People v. Hernandez

Appeal by the defendant from a judgment of the Supreme Court, Queens County (Buchter, J.), rendered March 23, 2001, convicting him of murder in the second degree and criminal possession of a weapon in the fourth degree, upon a jury verdict, and imposing sentence.

Ordered that the judgment is affirmed.

The Supreme Court providently exercised its discretion in denying the defendant’s requests for a mistrial. The decision whether to grant a request for a mistrial rests within the sound discretion of the trial court (see People v Ortiz, 54 NY2d 288, 292 [1981]), which is in the best position to determine if it is necessary to protect the defendant’s right to a fair trial (see People v Cooper, 173 AD2d 551, 552 [1991]). Specifically, the defense counsel objected before the police officer could testify regarding certain evidence ruled inadmissible, thus, no mistrial was warranted on that basis. Further, although one of the People’s witnesses testified that the defendant was armed with a baseball bat because he was going to a gang fight, the Supreme Court struck the testimony, gave an immediate curative instruction, and, upon the defendant’s motion for a mistrial, gave further curative instructions (see People v Joyner, 295 AD2d 625 [2002], lv denied 98 NY2d 730 [2002]). Under the circumstances, the motion was properly denied.

The defendant’s contention that prosecutorial misconduct *480during summation constituted reversible error is largely unpreserved for appellate review (see CPL 470.05 [2]). In any event, the prosecutor’s comments were fair comment on the evidence, fair response to the defense counsel’s arguments upon summation (see People v Galloway, 54 NY2d 396 [1981]; People v Ashwal, 39 NY2d 105 [1976]), or do not require reversal (see People v Roopchand, 107 AD2d 35 [1985], affd 65 NY2d 837 [1985]).

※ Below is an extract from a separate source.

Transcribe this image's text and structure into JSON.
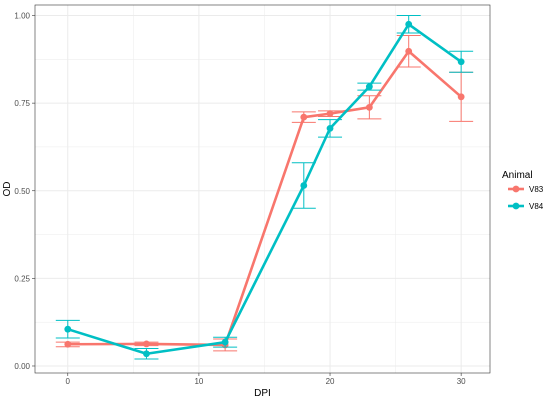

Finally, the defendant’s contention that he was denied a fair trial because the Supreme Court did not give an interested-witness charge is without merit. The charge as a whole, which included the instruction that the jury could consider the bias or prejudice of any witness in assessing credibility, was sufficient under the circumstances of this case (see People v Inniss, 83 NY2d 653, 659 [1994]; People v McDuffie, 288 AD2d 238 [2001]; People v Cruz, 262 AD2d 579 [1999]). Santucci, J.P., Luciano, Schmidt and Skelos, JJ., concur.